Développer la volonté d'entreprendre

  • création d'un programme d'enseignement sur l'entrepreneuriat courant de la 6ème à la Terminale, avec un module de stages de découvertes, l'intervention d'acteurs économiques, et une initiation à la vie économique ;
  • création dans les Universités d'un dispositif "Entrepreneur Etudiant" permettant aux étudiants créateurs d'entreprises "de continuer à bénéficier du statut d'étudiant pour leur couverture sociale et de disposer d'un refinancement de leur prêt étudiant, dans le cadre d'un programme de financement pour les quartiers les moins favorisés dévolu à la nouvelle Banque publique d'investissement" ;
  • mise en place "d'ici l'été" d'un dispositif d'accompagnement et de tutorat dédiés destinés aux jeunes entrepreneurs des cités.

Valoriser et aider à l'entrepreneuriat

  • création d'un "visa entrepreneur" permettant à des entrepreneurs étrangers de venir créer en France, sous condition d'investissement minimal et d'expertise préalable du projet ;
  • suppression des indicateurs de la banque de France qui indiquent une faillite, notamment la note "040" des fichiers de la Banque de France, qui pénalise les dirigeants ayant connu une seule faillite (sans faute) au cours des trois dernières années et leur interdit de retrouver du crédit bancaire pour redémarrer ;
  • création d'un "pass entrepreneur numérique" qui centralisera les aides, les conseils et les modalités de règlement que les entrepreneurs peuvent avoir dans une seule démarche.

Simplification et soutien aux entreprises

  • fin de l'obligation de publication annuelle des comptes détaillés des petites entreprises ;
  • rendre plus facile l'implantation des entreprises à l'étranger, avec la création sur certaines zones géographiques des "Maisons de l'international" qui proposeront les services d'un incubateur (pendant 1 an) à commencé aux Etats-Unis et en Asie (avec le soutien à certaines filières, comme par exemple le club santé en Chine) ;
  • les prises de participation des grands groupes dans les jeunes PME innovantes ouvriront droit à un amortissement fiscal sur 5 ans (prise en charge partielle par l'Etat) ;
  • amélioration du statut des jeunes entreprises innovantes, avec la fin de la dégressivité des exonérations de cotisations sociales et l'élargissement du champ des dépenses éligibles à ce mécanisme, les charges de personnel affectées à l'innovation, au design et au marketing ;
  • création d'un Fonds pour l'innovation sociale géré par la Caisse des dépôts, qui va aider les entreprises qui répondent à de nouveau besoins sociaux : tels que la création de crèche, celles qui travaillent dans le secteur du vieillissement, etc. (prêt et apport en fond propre),

Mobilisation de l'épargne

  • favoriser le placement en actions : création au sein du Plan d'Epargne en actions (PEA), d'un compartiment dédié aux titres de PME et d'ETI, cotés ou non cotés, dont le plafond sera fixé à 75.000 euros ;
  • création d'un "cadre juridique adapté" pour encadrer la "finance participative", c'est-à-dire le financement direct de projets par la population.

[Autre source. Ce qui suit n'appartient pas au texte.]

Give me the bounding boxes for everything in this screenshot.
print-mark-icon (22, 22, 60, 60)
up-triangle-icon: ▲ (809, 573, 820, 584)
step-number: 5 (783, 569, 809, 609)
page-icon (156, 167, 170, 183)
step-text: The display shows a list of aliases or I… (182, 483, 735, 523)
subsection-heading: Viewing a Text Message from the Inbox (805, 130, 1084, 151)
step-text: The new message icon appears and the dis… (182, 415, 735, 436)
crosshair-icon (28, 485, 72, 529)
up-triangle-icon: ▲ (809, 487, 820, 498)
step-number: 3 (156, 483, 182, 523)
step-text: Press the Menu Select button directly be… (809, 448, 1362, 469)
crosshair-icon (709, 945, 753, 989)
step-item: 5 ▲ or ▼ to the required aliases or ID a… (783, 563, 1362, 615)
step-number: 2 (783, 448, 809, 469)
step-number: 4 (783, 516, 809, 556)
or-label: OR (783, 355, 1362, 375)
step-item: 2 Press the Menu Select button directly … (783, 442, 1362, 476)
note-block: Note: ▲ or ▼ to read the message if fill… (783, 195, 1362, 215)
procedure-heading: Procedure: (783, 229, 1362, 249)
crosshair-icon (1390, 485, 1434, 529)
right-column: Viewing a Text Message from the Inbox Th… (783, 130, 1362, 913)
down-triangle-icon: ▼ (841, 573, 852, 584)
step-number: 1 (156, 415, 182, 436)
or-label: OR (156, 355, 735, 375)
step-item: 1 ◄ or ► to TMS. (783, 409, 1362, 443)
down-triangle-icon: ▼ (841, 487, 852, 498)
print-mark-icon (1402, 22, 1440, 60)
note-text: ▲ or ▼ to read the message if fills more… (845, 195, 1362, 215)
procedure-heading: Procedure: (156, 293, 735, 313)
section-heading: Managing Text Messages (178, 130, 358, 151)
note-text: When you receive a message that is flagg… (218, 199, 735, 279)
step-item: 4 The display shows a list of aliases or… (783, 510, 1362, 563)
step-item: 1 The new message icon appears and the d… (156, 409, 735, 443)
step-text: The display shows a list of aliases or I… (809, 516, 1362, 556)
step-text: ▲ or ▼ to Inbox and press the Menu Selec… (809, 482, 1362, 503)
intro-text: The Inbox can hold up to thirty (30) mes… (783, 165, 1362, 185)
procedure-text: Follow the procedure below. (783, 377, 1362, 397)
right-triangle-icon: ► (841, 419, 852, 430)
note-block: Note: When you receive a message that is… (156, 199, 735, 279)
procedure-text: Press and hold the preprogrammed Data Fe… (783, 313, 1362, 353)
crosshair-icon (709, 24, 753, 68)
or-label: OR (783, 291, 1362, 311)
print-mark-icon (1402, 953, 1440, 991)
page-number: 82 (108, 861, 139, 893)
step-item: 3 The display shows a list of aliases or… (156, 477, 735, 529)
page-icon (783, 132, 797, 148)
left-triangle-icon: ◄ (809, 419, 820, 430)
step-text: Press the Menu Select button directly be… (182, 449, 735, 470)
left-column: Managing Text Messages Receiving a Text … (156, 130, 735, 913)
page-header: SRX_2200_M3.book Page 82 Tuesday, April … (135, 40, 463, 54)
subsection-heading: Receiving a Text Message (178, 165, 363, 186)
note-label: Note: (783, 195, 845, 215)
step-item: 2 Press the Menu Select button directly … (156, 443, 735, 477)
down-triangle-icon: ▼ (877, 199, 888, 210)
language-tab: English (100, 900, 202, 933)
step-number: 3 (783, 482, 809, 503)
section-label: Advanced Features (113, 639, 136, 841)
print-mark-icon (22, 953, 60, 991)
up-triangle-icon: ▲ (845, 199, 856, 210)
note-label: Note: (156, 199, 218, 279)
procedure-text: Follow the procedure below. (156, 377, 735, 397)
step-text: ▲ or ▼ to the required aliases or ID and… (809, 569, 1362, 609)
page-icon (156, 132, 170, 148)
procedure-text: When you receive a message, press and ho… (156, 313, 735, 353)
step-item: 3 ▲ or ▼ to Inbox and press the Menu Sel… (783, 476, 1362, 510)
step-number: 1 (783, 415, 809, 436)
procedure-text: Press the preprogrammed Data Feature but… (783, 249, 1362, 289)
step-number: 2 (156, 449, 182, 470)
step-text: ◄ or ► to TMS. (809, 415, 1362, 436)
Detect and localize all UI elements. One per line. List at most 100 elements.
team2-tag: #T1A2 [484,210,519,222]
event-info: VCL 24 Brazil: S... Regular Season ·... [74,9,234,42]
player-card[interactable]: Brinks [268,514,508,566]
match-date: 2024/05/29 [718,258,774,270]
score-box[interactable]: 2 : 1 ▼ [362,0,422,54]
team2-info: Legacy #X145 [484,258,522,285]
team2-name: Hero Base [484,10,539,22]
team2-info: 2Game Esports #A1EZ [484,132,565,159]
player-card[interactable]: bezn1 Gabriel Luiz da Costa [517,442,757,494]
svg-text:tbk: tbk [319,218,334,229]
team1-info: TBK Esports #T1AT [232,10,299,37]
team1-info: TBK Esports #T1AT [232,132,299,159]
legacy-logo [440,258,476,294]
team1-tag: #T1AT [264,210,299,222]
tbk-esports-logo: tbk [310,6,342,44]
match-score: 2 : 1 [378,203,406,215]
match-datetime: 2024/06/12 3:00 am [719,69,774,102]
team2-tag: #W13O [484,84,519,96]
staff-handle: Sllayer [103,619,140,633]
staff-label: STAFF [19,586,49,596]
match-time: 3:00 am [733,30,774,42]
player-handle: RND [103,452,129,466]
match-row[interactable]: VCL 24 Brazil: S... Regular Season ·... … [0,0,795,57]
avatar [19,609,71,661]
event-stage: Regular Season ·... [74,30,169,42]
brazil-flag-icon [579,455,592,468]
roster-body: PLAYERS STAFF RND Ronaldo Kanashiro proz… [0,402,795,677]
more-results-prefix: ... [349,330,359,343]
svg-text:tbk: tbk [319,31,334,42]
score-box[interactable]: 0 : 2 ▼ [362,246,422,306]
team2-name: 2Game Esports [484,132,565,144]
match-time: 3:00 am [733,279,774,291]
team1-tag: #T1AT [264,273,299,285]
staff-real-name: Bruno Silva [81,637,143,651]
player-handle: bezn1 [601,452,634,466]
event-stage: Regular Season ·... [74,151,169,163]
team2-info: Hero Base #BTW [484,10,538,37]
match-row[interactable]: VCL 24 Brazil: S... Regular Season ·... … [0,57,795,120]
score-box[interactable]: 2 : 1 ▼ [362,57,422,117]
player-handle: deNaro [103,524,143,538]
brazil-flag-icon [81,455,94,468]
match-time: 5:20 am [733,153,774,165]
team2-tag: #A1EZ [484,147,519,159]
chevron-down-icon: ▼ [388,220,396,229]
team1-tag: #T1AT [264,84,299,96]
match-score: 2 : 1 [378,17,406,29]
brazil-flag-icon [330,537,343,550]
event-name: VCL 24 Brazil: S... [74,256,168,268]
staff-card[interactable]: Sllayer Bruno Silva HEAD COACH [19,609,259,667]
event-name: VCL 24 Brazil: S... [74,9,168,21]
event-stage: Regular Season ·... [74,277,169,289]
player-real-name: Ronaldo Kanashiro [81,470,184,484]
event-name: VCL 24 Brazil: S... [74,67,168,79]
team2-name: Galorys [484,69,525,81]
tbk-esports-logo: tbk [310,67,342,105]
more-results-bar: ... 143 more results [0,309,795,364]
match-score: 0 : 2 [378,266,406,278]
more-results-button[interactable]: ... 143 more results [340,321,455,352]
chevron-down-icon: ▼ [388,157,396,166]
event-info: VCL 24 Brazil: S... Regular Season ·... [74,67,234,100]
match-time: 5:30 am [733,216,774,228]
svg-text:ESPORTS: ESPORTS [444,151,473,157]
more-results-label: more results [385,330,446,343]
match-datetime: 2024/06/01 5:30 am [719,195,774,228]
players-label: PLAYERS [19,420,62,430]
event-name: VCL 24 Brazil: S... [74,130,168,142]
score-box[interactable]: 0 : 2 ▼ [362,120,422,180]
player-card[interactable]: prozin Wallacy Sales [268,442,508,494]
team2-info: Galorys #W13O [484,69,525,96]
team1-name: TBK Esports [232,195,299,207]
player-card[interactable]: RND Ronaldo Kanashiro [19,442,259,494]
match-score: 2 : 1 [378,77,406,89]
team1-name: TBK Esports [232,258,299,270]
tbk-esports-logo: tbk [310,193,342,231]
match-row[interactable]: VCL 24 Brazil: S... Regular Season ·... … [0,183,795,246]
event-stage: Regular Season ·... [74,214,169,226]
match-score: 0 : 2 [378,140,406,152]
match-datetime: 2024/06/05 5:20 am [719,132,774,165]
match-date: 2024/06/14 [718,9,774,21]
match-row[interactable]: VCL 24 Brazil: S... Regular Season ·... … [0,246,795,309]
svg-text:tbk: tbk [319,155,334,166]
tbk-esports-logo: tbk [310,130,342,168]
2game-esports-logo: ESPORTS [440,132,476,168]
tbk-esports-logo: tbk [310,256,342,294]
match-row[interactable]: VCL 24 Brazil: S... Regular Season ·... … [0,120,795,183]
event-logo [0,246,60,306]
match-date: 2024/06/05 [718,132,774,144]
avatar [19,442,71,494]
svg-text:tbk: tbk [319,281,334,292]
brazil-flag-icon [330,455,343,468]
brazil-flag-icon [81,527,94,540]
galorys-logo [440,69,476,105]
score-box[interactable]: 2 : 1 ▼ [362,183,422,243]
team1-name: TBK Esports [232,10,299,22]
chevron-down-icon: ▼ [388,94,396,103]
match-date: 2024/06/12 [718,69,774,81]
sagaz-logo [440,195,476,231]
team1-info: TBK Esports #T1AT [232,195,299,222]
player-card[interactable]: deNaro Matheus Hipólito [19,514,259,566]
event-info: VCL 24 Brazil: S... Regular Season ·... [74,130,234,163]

Réforme de la fiscalité des plus-values

  • réforme de la fiscalité sur les plus-values de cession de parts sociales avec le maintien de l'imposition au barème de l'IR
    - remplacement des 40 régimes fiscaux par un seul,
    - si la cession intervient moins de 2 ans après la création de l'entreprise : les plus-values sont soumises en totalité au barème de l'IR,
    - si la cession intervient après 2 ans : les plus-values bénéficieront d'un abattement de 50%,
    - si la cession intervient après 8 ans de détention : un abattement 65% s'appliquera,
    - si la cession intervient en raison d'un départ à la retraite : un abattement de 85% s'appliquera, de même qu'une franchise de 500.000 euros.